Structural Design Tool for Performative Building Elements:
A Semi-Automated Grasshopper Plugin for Design Decision Support of Complex Trusses
Michael Patrick Makris
A Thesis Presented to the
FACULTY OF THE USC SCHOOL OF ARCHITECTUREUNIVERSITY OF SOUTHERN CALIFORNIA
In Partial Fulfillment of the Requirements for the Degree
MASTER OF BUILDING SCIENCE
This thesis by Michael Patrick Makris, describes the development, testing, and findings of a Rhino-Grasshopper toolset developed to encourage real-time parametric design form experimentation through immediate integrated structural analysis feedback, allowing for structural optimization through iterative formal experimentation.
The performance-driven design toolset is a series of automated components that create geometry and simulate, analyze, and optimize triangular prismatic trusses in real-time for two main structural loading types: gravity and wind.

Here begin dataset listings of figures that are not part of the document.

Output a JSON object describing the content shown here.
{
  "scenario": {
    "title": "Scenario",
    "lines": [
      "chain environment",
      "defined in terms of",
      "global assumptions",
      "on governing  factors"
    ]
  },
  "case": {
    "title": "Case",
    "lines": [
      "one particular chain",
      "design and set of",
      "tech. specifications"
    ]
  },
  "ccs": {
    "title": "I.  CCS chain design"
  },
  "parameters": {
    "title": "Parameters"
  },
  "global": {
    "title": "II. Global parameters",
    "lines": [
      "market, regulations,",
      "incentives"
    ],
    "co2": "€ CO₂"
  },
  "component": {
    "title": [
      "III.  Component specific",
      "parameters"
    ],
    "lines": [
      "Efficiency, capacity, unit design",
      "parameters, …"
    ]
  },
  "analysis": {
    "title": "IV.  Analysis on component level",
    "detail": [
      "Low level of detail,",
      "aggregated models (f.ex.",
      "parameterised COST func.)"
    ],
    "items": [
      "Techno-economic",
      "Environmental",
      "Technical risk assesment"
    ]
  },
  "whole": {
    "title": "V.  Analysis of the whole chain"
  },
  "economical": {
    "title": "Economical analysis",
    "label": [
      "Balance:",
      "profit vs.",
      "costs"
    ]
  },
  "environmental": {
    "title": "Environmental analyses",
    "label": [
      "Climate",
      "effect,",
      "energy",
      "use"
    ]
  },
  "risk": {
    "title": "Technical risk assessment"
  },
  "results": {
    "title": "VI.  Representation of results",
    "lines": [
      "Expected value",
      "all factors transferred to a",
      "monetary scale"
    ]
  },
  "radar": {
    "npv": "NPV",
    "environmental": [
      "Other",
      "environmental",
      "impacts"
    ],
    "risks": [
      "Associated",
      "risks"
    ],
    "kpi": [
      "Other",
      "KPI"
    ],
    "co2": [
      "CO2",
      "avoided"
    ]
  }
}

Each element is constructed, loaded, and simulated within the Rhino-Grasshopper design interface, returning structural performance information infographically in a native design environment. An optimization-assist tool is included that provides designer-centric information about proposed truss solutions such as cost, weight, deflection, and truss complexity.
In a series of trials of increasing design complexity, the toolset is tested and its accuracy is verified against benchmark structural engineering industry software SAP2000.
This thesis argues that, equipped with immediate structural performance information, designers can iteratively improve their architectural form and better understand the impact of form on structural performance, while still in conceptual design. Architects will produce more efficient, structurally informed designs when using this toolset over traditional conceptual design tools.